This message is in response to Message #59911 on the topic of Asian Migration to Scandinavia, Sept. 1st (and continuing discussion), although I wasn't clever enough to respond directly to the thread.
This comment is on the thread Asian Migration to Scandinavia, because that discussion intersects with something I am working on. I study (Proto)-Indo-European religion, that is, the religion that can be reconstructed based on an analysis of IE language. So I was noticing the discussions about the historical events involving the possible movement of people from the east to Denmark or Scandinavia. I wasn't aware of the historical events with the exception that I had seen the destruction of Dacia by the Romans in about 167 AD. It seems that the Dacians had a major temple at Sarmizgetae which seems to have had a number of characteristics that make it look Zoroastrian (in a vague sort of way). There were plenty of Germanic speaking people in the area of Dacia (now Romania, more or less), notably people referred to as Goths, though that might be a bit vague. In this area there are also reports and inscriptions of a number of gods/goddesses whose names we
can recognize as having a form that shows Germanic sound shifts from a PIE original. Those are my observations based on archaeological reports and my own linguistic analysis.

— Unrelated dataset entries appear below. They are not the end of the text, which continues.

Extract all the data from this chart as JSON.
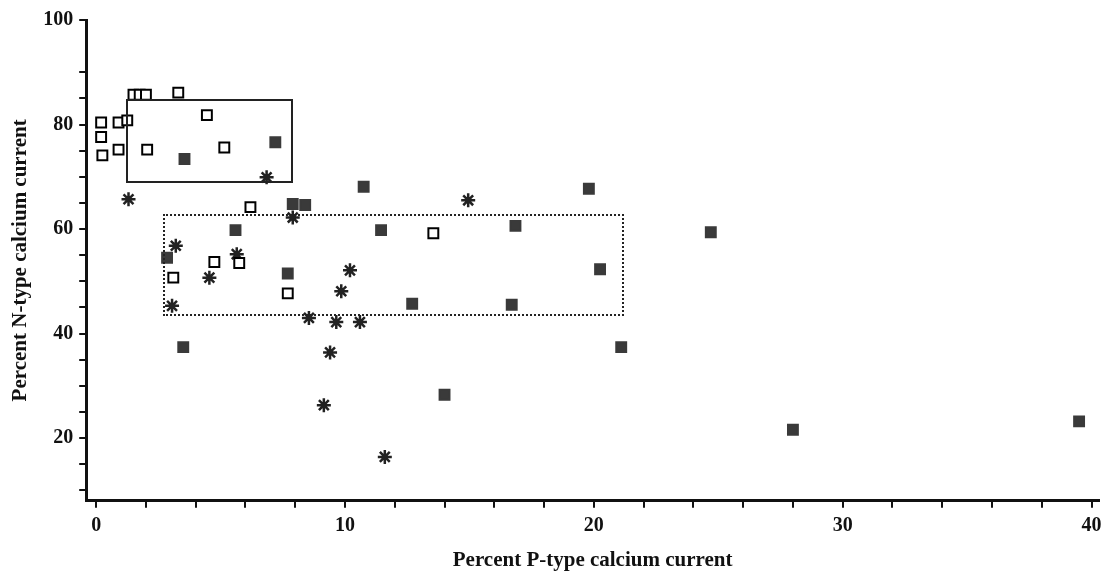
{
  "chart_data": {
    "type": "scatter",
    "xlabel": "Percent P-type calcium current",
    "ylabel": "Percent N-type calcium current",
    "xlim": [
      -0.4,
      40.3
    ],
    "ylim": [
      8,
      100
    ],
    "xticks": [
      0,
      {
        "value": 2,
        "label": null
      },
      {
        "value": 4,
        "label": null
      },
      {
        "value": 6,
        "label": null
      },
      {
        "value": 8,
        "label": null
      },
      10,
      {
        "value": 12,
        "label": null
      },
      {
        "value": 14,
        "label": null
      },
      {
        "value": 16,
        "label": null
      },
      {
        "value": 18,
        "label": null
      },
      20,
      {
        "value": 22,
        "label": null
      },
      {
        "value": 24,
        "label": null
      },
      {
        "value": 26,
        "label": null
      },
      {
        "value": 28,
        "label": null
      },
      30,
      {
        "value": 32,
        "label": null
      },
      {
        "value": 34,
        "label": null
      },
      {
        "value": 36,
        "label": null
      },
      {
        "value": 38,
        "label": null
      },
      40
    ],
    "yticks": [
      {
        "value": 10,
        "label": null
      },
      {
        "value": 15,
        "label": null
      },
      20,
      {
        "value": 25,
        "label": null
      },
      {
        "value": 30,
        "label": null
      },
      {
        "value": 35,
        "label": null
      },
      40,
      {
        "value": 45,
        "label": null
      },
      {
        "value": 50,
        "label": null
      },
      {
        "value": 55,
        "label": null
      },
      60,
      {
        "value": 65,
        "label": null
      },
      {
        "value": 70,
        "label": null
      },
      {
        "value": 75,
        "label": null
      },
      80,
      {
        "value": 85,
        "label": null
      },
      {
        "value": 90,
        "label": null
      },
      100
    ],
    "grid": false,
    "legend": false,
    "series": [
      {
        "marker": "square",
        "color": "#3a3a3a",
        "x": [
          3.55,
          7.2,
          7.9,
          8.4,
          10.75,
          5.6,
          2.85,
          7.7,
          11.45,
          12.7,
          16.85,
          20.25,
          16.7,
          21.1,
          14.0,
          19.8,
          24.7,
          28.0,
          39.5,
          3.5
        ],
        "values": [
          73.4,
          76.6,
          64.8,
          64.6,
          68.1,
          59.8,
          54.5,
          51.5,
          59.8,
          45.7,
          60.6,
          52.3,
          45.5,
          37.4,
          28.3,
          67.7,
          59.4,
          21.6,
          23.2,
          37.4
        ]
      },
      {
        "marker": "square",
        "color": "#000000",
        "x": [
          0.2,
          0.2,
          0.25,
          0.9,
          0.9,
          1.25,
          1.5,
          1.75,
          2.0,
          3.3,
          4.45,
          2.05,
          5.15,
          6.2,
          13.55,
          4.75,
          5.75,
          3.1,
          7.7
        ],
        "values": [
          80.4,
          77.6,
          74.1,
          80.4,
          75.2,
          80.8,
          85.7,
          85.7,
          85.7,
          86.1,
          81.8,
          75.2,
          75.6,
          64.2,
          59.2,
          53.7,
          53.5,
          50.7,
          47.7
        ]
      },
      {
        "marker": "cross",
        "color": "#222222",
        "x": [
          1.3,
          6.85,
          7.9,
          3.2,
          5.65,
          4.55,
          10.2,
          9.85,
          3.05,
          8.55,
          9.65,
          10.6,
          9.4,
          9.15,
          11.6,
          14.95
        ],
        "values": [
          65.7,
          69.9,
          62.2,
          56.8,
          55.2,
          50.7,
          52.1,
          48.1,
          45.3,
          43.0,
          42.2,
          42.2,
          36.4,
          26.3,
          16.4,
          65.5
        ]
      }
    ]
  }
}
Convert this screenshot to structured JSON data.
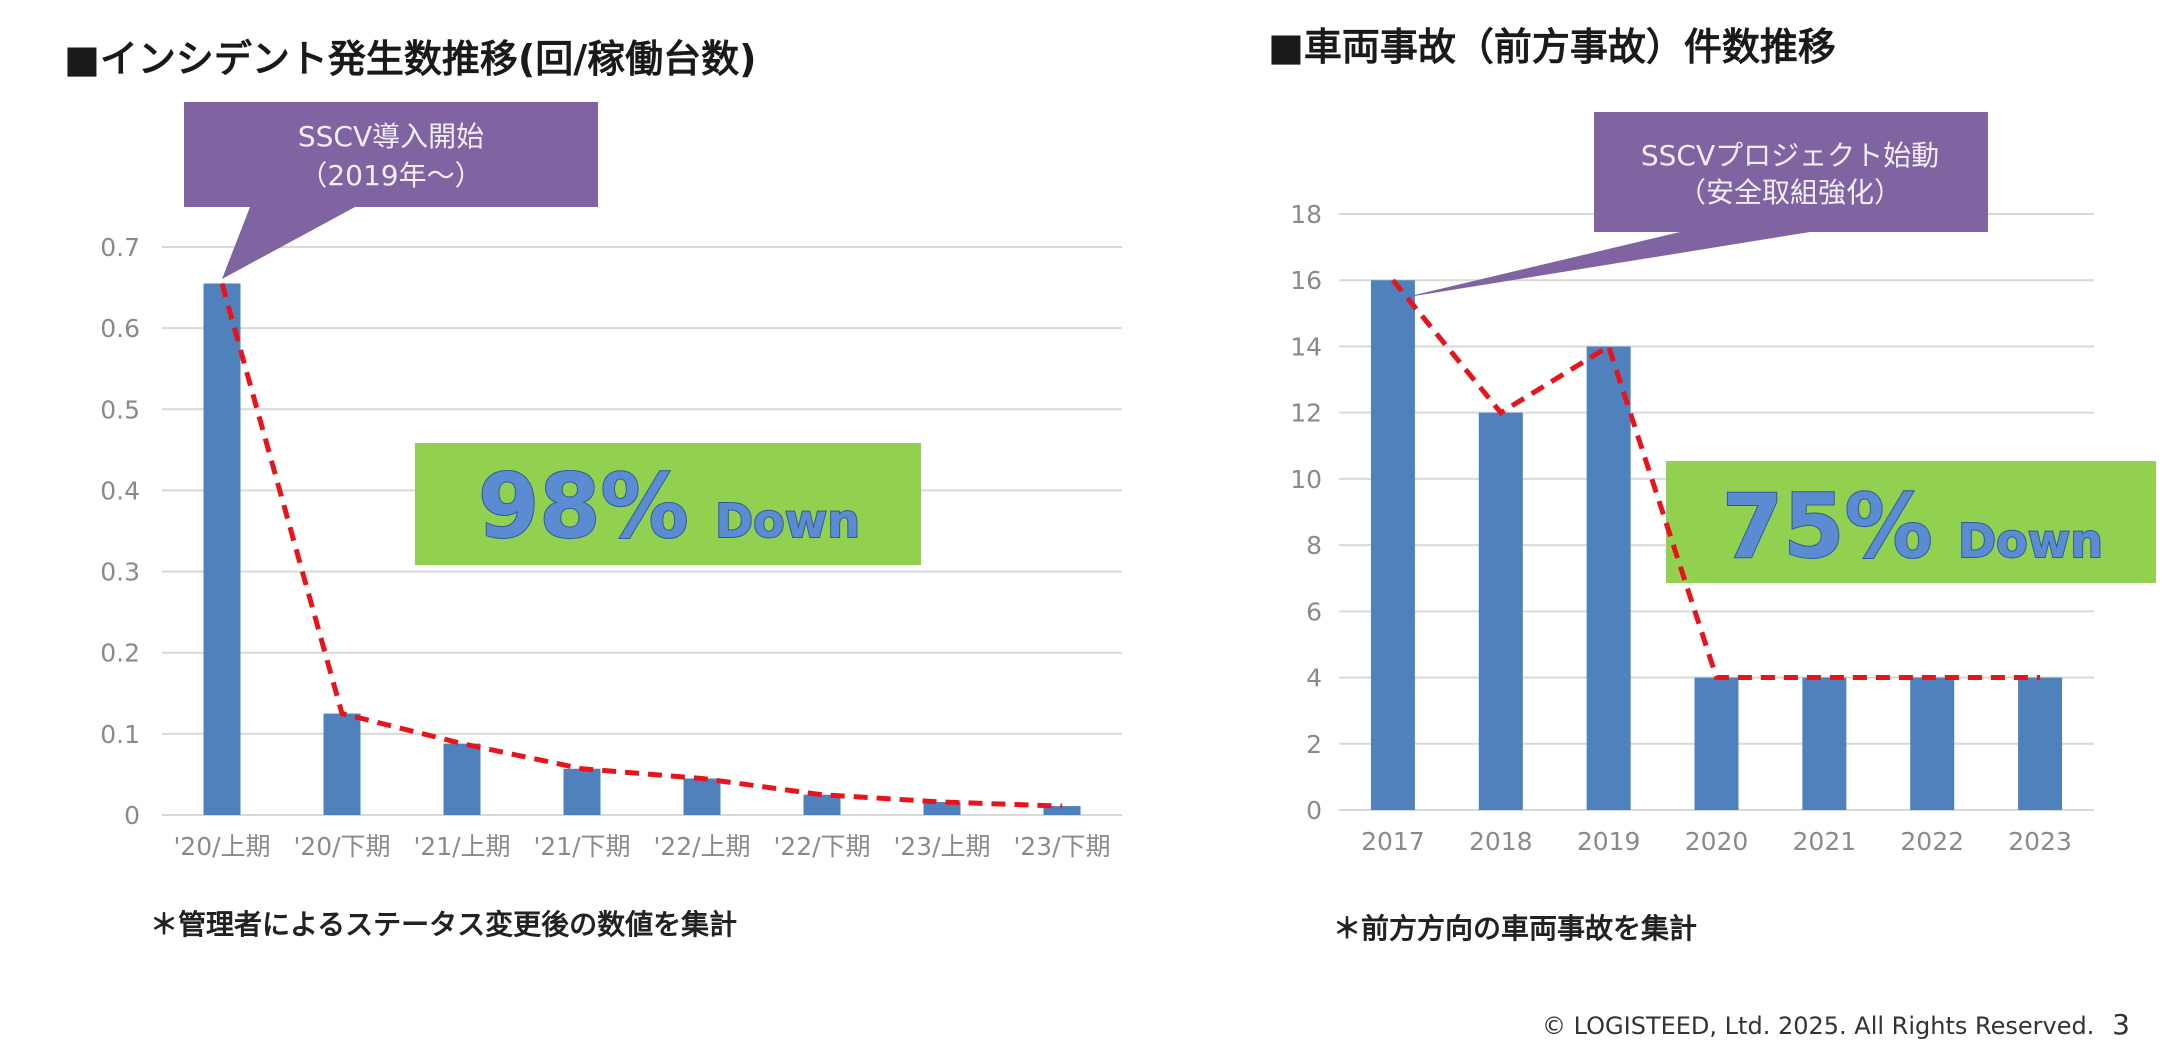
{
  "left": {
    "title": "■インシデント発生数推移(回/稼働台数)",
    "callout": {
      "line1": "SSCV導入開始",
      "line2": "（2019年～）"
    },
    "badge": {
      "percent": "98%",
      "word": "Down"
    },
    "note": "＊管理者によるステータス変更後の数値を集計"
  },
  "right": {
    "title": "■車両事故（前方事故）件数推移",
    "callout": {
      "line1": "SSCVプロジェクト始動",
      "line2": "（安全取組強化）"
    },
    "badge": {
      "percent": "75%",
      "word": "Down"
    },
    "note": "＊前方方向の車両事故を集計"
  },
  "footer": {
    "copyright": "© LOGISTEED, Ltd. 2025. All Rights Reserved.",
    "page_number": "3"
  },
  "colors": {
    "bar": "#4f81bd",
    "trend": "#e8141b",
    "callout": "#8064a2",
    "badge": "#92d050",
    "grid": "#d9d9d9"
  },
  "chart_data": [
    {
      "type": "bar",
      "categories": [
        "'20/上期",
        "'20/下期",
        "'21/上期",
        "'21/下期",
        "'22/上期",
        "'22/下期",
        "'23/上期",
        "'23/下期"
      ],
      "values": [
        0.655,
        0.125,
        0.088,
        0.057,
        0.045,
        0.025,
        0.016,
        0.011
      ],
      "ylim": [
        0,
        0.7
      ],
      "yticks": [
        "0",
        "0.1",
        "0.2",
        "0.3",
        "0.4",
        "0.5",
        "0.6",
        "0.7"
      ],
      "trend_line": true,
      "grid": true
    },
    {
      "type": "bar",
      "categories": [
        "2017",
        "2018",
        "2019",
        "2020",
        "2021",
        "2022",
        "2023"
      ],
      "values": [
        16,
        12,
        14,
        4,
        4,
        4,
        4
      ],
      "ylim": [
        0,
        18
      ],
      "yticks": [
        "0",
        "2",
        "4",
        "6",
        "8",
        "10",
        "12",
        "14",
        "16",
        "18"
      ],
      "trend_line": true,
      "grid": true
    }
  ]
}
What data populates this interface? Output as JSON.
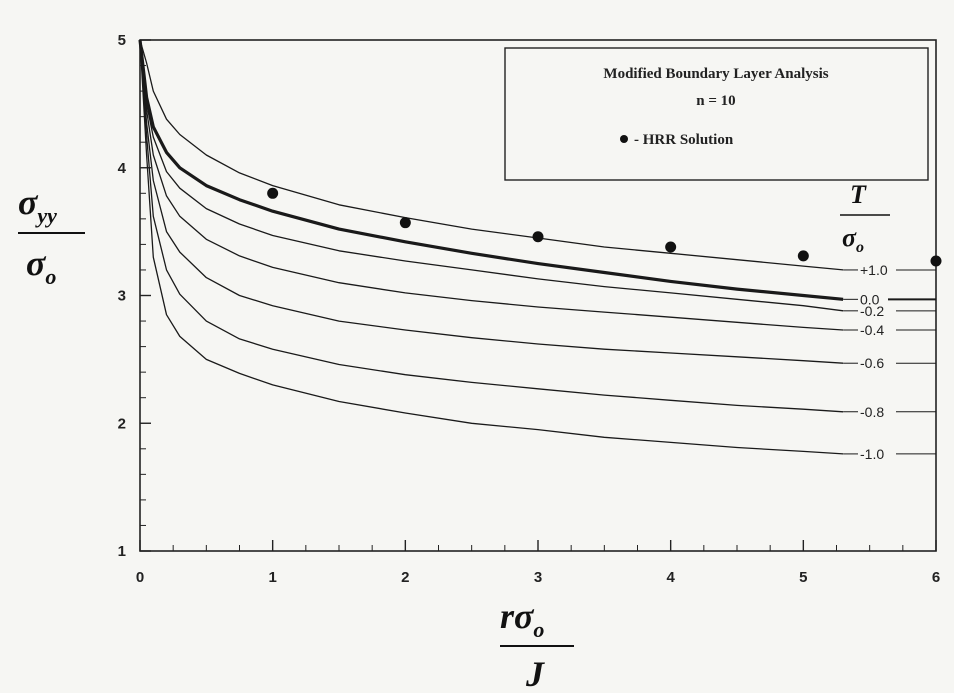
{
  "chart_data": {
    "type": "line",
    "xlim": [
      0,
      6
    ],
    "ylim": [
      1,
      5
    ],
    "x_ticks": [
      "0",
      "1",
      "2",
      "3",
      "4",
      "5",
      "6"
    ],
    "y_ticks": [
      "1",
      "2",
      "3",
      "4",
      "5"
    ],
    "grid": false,
    "legend_position": "top-right",
    "legend": {
      "line1": "Modified Boundary Layer Analysis",
      "line2": "n = 10",
      "marker_label": "- HRR Solution"
    },
    "y_axis_label": {
      "symbol": "σ",
      "subscript": "yy",
      "denominator_symbol": "σ",
      "denominator_subscript": "o"
    },
    "x_axis_label": {
      "r": "r",
      "symbol": "σ",
      "subscript": "o",
      "denominator": "J"
    },
    "t_label": {
      "numerator": "T",
      "denominator_symbol": "σ",
      "denominator_subscript": "o"
    },
    "x": [
      0.05,
      0.1,
      0.2,
      0.3,
      0.5,
      0.75,
      1,
      1.5,
      2,
      2.5,
      3,
      3.5,
      4,
      4.5,
      5,
      5.3
    ],
    "series": [
      {
        "name": "+1.0",
        "bold": false,
        "values": [
          4.82,
          4.6,
          4.38,
          4.26,
          4.1,
          3.96,
          3.86,
          3.71,
          3.61,
          3.52,
          3.45,
          3.38,
          3.33,
          3.28,
          3.23,
          3.2
        ]
      },
      {
        "name": "0.0",
        "bold": true,
        "values": [
          4.55,
          4.32,
          4.12,
          4.0,
          3.86,
          3.75,
          3.66,
          3.52,
          3.42,
          3.33,
          3.25,
          3.18,
          3.11,
          3.05,
          3.0,
          2.97
        ]
      },
      {
        "name": "-0.2",
        "bold": false,
        "values": [
          4.5,
          4.24,
          3.97,
          3.84,
          3.68,
          3.56,
          3.47,
          3.35,
          3.27,
          3.2,
          3.13,
          3.07,
          3.02,
          2.97,
          2.92,
          2.88
        ]
      },
      {
        "name": "-0.4",
        "bold": false,
        "values": [
          4.45,
          4.1,
          3.78,
          3.62,
          3.44,
          3.31,
          3.22,
          3.1,
          3.02,
          2.96,
          2.91,
          2.87,
          2.83,
          2.79,
          2.75,
          2.73
        ]
      },
      {
        "name": "-0.6",
        "bold": false,
        "values": [
          4.35,
          3.9,
          3.5,
          3.34,
          3.14,
          3.0,
          2.92,
          2.8,
          2.73,
          2.67,
          2.62,
          2.58,
          2.55,
          2.52,
          2.49,
          2.47
        ]
      },
      {
        "name": "-0.8",
        "bold": false,
        "values": [
          4.25,
          3.62,
          3.2,
          3.01,
          2.8,
          2.66,
          2.58,
          2.46,
          2.38,
          2.32,
          2.27,
          2.22,
          2.18,
          2.14,
          2.11,
          2.09
        ]
      },
      {
        "name": "-1.0",
        "bold": false,
        "values": [
          4.1,
          3.3,
          2.85,
          2.68,
          2.5,
          2.39,
          2.3,
          2.17,
          2.08,
          2.0,
          1.95,
          1.89,
          1.85,
          1.81,
          1.78,
          1.76
        ]
      }
    ],
    "hrr_points": [
      {
        "x": 1,
        "y": 3.8
      },
      {
        "x": 2,
        "y": 3.57
      },
      {
        "x": 3,
        "y": 3.46
      },
      {
        "x": 4,
        "y": 3.38
      },
      {
        "x": 5,
        "y": 3.31
      },
      {
        "x": 6,
        "y": 3.27
      }
    ]
  }
}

The other element is the "Aesir-Asura correspondence" the close correspondence between names of Germanic gods and names for Zoroastrian gods which was noticed by language scholars long ago. (There used to be a page on Wikipedia that discussed the "Aesir-Asura correspondence", but it seems to have disappeared at the moment.) This seems to put the Germanic-speaking people on the Zoroastrian side of the Pandemonium, that is the trend in which the Zoroastrians demonized the devas of the Sanskrit speakers while the Sanskrit speakers demonized the asuras of the Zoroastrians. For this reason, a deva (daeva) is a demon in Avestan, and an asura is a demon in Sanskrit, especially later Sanskrit. The pattern is much wider than this: it includes many more gods and also other languages, both Indo-European and Semitic.
What is interesting to me about this is that I could see that there seemed to be a change (or an inconsistency) in the Germanic gods overall, and the pattern follows the Zoroastrian demonization, so I wondered when or where this happened. I had thought that it might be at the time of the destruction of Dacia, but the English seem to have originally maintained a wider list of gods which does not show this pattern, and so it might have developed after the English moved from Saxony to England (say 400+ AD). Of course, if such an event (the diffusion of the Pandemonium) occurred, it might have diffused rather slowly across so great an area, but the Zoroastrian effect seems to show up in the Norse myths told in Iceland, so it must have diffused that far.
Perhaps I'll get energetic (and read Procopius!), as well as make a chart of the pattern of the Pandemonium over the whole of the Germanic speaking world, to see the pattern of diffusion.
Raucous D
Proto-Indo-European religion
(
http://en.wikipedia.org/wiki/Proto-Indo-European_religion)
*this message has been edited to remove sarcasm, colorful adjectives and rhetorical flourishes.